Some might question the taste of turning the story of a pair of murderous into a jolly romp. Not me; I’m sick. But there is a challenge in making the leads both plausible – they turn to crime due to desperate need for money, which is a reasonably current issue – while seeming like people you might like, in order for the audience to care what happens about them. Both Pegg and director John Landis have form in mixing comedy with horror, in Shaun of the Dead and American Werewolf in London respectively. Those films worked because the scripts were good, with characters you both believed in and liked; Shaun and his mates felt like people you might actually meet down the pub, as did the luckless hitchhikers of American Werewolf. Burke & Hare doesn’t have such strong foundations; the thriller element doesn’t particularly excite, and the jokes just aren’t funny enough. The audience I saw it with only managed a few chuckles.

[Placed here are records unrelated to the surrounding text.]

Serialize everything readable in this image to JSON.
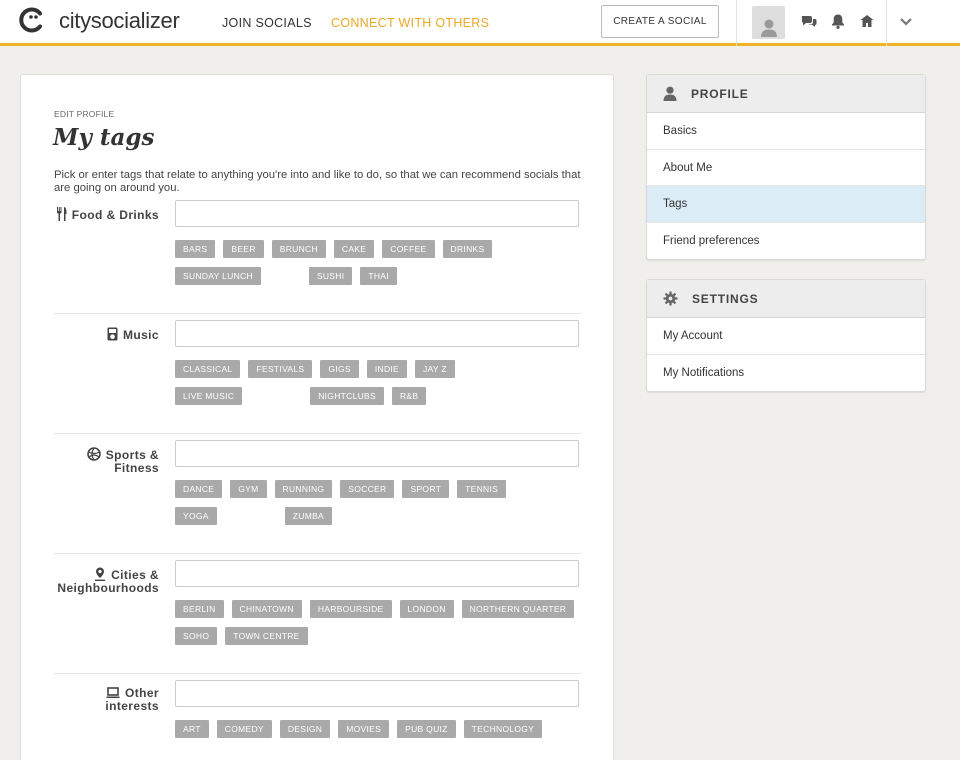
{
  "header": {
    "logo_text": "citysocializer",
    "nav": {
      "join": "JOIN SOCIALS",
      "connect": "CONNECT WITH OTHERS"
    },
    "create_button": "CREATE A SOCIAL",
    "icons": [
      "avatar-icon",
      "chat-icon",
      "bell-icon",
      "home-icon",
      "chevron-down-icon"
    ],
    "colors": {
      "accent": "#f0b429",
      "active_nav": "#e9a826"
    }
  },
  "main": {
    "breadcrumb": "EDIT PROFILE",
    "title": "My tags",
    "intro": "Pick or enter tags that relate to anything you're into and like to do, so that we can recommend socials that are going on around you.",
    "sections": [
      {
        "label": "Food & Drinks",
        "icon": "fork-knife-icon",
        "tags": [
          "BARS",
          "BEER",
          "BRUNCH",
          "CAKE",
          "COFFEE",
          "DRINKS",
          "SUNDAY LUNCH",
          "SUSHI",
          "THAI"
        ]
      },
      {
        "label": "Music",
        "icon": "music-player-icon",
        "tags": [
          "CLASSICAL",
          "FESTIVALS",
          "GIGS",
          "INDIE",
          "JAY Z",
          "LIVE MUSIC",
          "NIGHTCLUBS",
          "R&B"
        ]
      },
      {
        "label": "Sports & Fitness",
        "icon": "ball-icon",
        "tags": [
          "DANCE",
          "GYM",
          "RUNNING",
          "SOCCER",
          "SPORT",
          "TENNIS",
          "YOGA",
          "ZUMBA"
        ]
      },
      {
        "label": "Cities & Neighbourhoods",
        "icon": "map-pin-icon",
        "tags": [
          "BERLIN",
          "CHINATOWN",
          "HARBOURSIDE",
          "LONDON",
          "NORTHERN QUARTER",
          "SOHO",
          "TOWN CENTRE"
        ]
      },
      {
        "label": "Other interests",
        "icon": "laptop-icon",
        "tags": [
          "ART",
          "COMEDY",
          "DESIGN",
          "MOVIES",
          "PUB QUIZ",
          "TECHNOLOGY"
        ]
      }
    ]
  },
  "sidebar": {
    "profile": {
      "title": "PROFILE",
      "items": [
        "Basics",
        "About Me",
        "Tags",
        "Friend preferences"
      ],
      "active": "Tags"
    },
    "settings": {
      "title": "SETTINGS",
      "items": [
        "My Account",
        "My Notifications"
      ]
    }
  }
}
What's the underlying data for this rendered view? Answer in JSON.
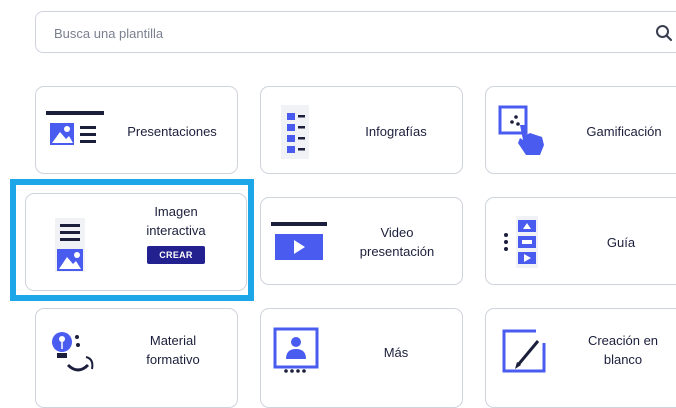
{
  "search": {
    "placeholder": "Busca una plantilla",
    "icon": "search-icon"
  },
  "templates": [
    {
      "label": "Presentaciones",
      "icon": "presentation-icon"
    },
    {
      "label": "Infografías",
      "icon": "infographic-icon"
    },
    {
      "label": "Gamificación",
      "icon": "gamification-icon"
    },
    {
      "label_line1": "Imagen",
      "label_line2": "interactiva",
      "icon": "interactive-image-icon",
      "action": "CREAR",
      "selected": true
    },
    {
      "label_line1": "Video",
      "label_line2": "presentación",
      "icon": "video-presentation-icon"
    },
    {
      "label": "Guía",
      "icon": "guide-icon"
    },
    {
      "label_line1": "Material",
      "label_line2": "formativo",
      "icon": "training-material-icon"
    },
    {
      "label": "Más",
      "icon": "more-icon"
    },
    {
      "label_line1": "Creación en",
      "label_line2": "blanco",
      "icon": "blank-creation-icon"
    }
  ],
  "colors": {
    "navy": "#1b1f3b",
    "accent": "#4a5cf0",
    "button": "#23208f",
    "highlight": "#1ea7e8"
  }
}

Pegg and Serkis do what they can; Pegg does best with the more morally troubled but easily lead of the two, falling puppyishly in love with actress Isla Fisher. Serkis has the more venal character to play, and works well with his screen wife (Jessica Hynes).
The rest of the cast varies considerably. Tom Wilkinson brings his usual dignity, and a couple of American Werewolf cast members also pop up (I won’t spoil it by telling you who). Against that, we have to suffer Ronnie Corbett, who destroys every scene he’s in as the leader of the militia hunting Burke and Hare. Laboriously delivering every line as though still in a late 70s Two Ronnies sketch doesn’t count as acting, I’m afraid.
The film looks good (I’m a bit of a sucker for anything set in Edinburgh), doesn’t overstay its welcome, and is amiable enough. However, I was hoping for a bit more.